Nul besoin de présenter la culture du football à Saint-Étienne, une ville où Geoffroy-Guichard est au cœur de toutes les conversations et où le vert imprègne presque chaque aspect de la vie locale. Mais une seconde tradition sportive coexiste avec elle, forte de ses propres racines, de sa propre communauté et d'une histoire qui en dit plus sur la ville que la plupart des gens ne l'imaginent.

Regarder ailleurs pour le plus haut niveau

Pour les supporters de rugby à Saint-Étienne, suivre ce sport au plus haut niveau implique de se déplacer, car la ville ne possède pas d'équipe professionnelle. Ceux qui souhaitent assister à des rencontres de l'élite doivent donc regarder au-delà de ses frontières.

Le LOU Rugby, à Lyon, est l'option la plus proche, à environ une heure de route en Top 14. Ceux qui sont prêts à aller un peu plus loin peuvent assister à un Pro D2 match à Grenoble ou à Valence, toutes deux situées à moins de deux heures de trajet.
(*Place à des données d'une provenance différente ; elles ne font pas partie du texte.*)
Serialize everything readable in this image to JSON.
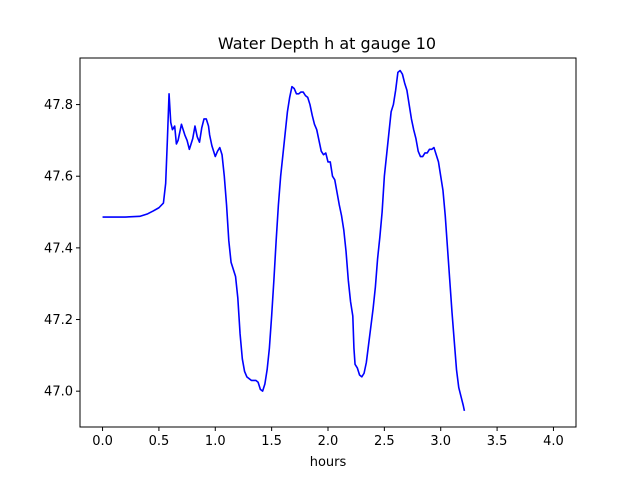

C'est un compromis raisonnable pour une ville qui ne manque pas de football à proximité, mais cela laisse un véritable vide pour ceux qui ont grandi avec le ballon ovale.

Il n'en a pas toujours été ainsi

Ce déséquilibre n'a pas toujours existé, et l'histoire du rugby à Saint-Étienne est même antérieure à celle du football. Le premier club de rugby de la ville a été fondé en 1898, soit huit ans avant la création de sa première équipe de football. Pendant un temps, les deux disciplines évoluaient sur un pied d'égalité, recrutant dans les mêmes écoles et les mêmes milieux sociaux.

L'élan du rugby s'est essoufflé après la Première Guerre mondiale, qui a fortement réduit ses effectifs, tandis que le football s'est développé auprès des ouvriers venus du nord de la France, où ce sport était déjà solidement implanté.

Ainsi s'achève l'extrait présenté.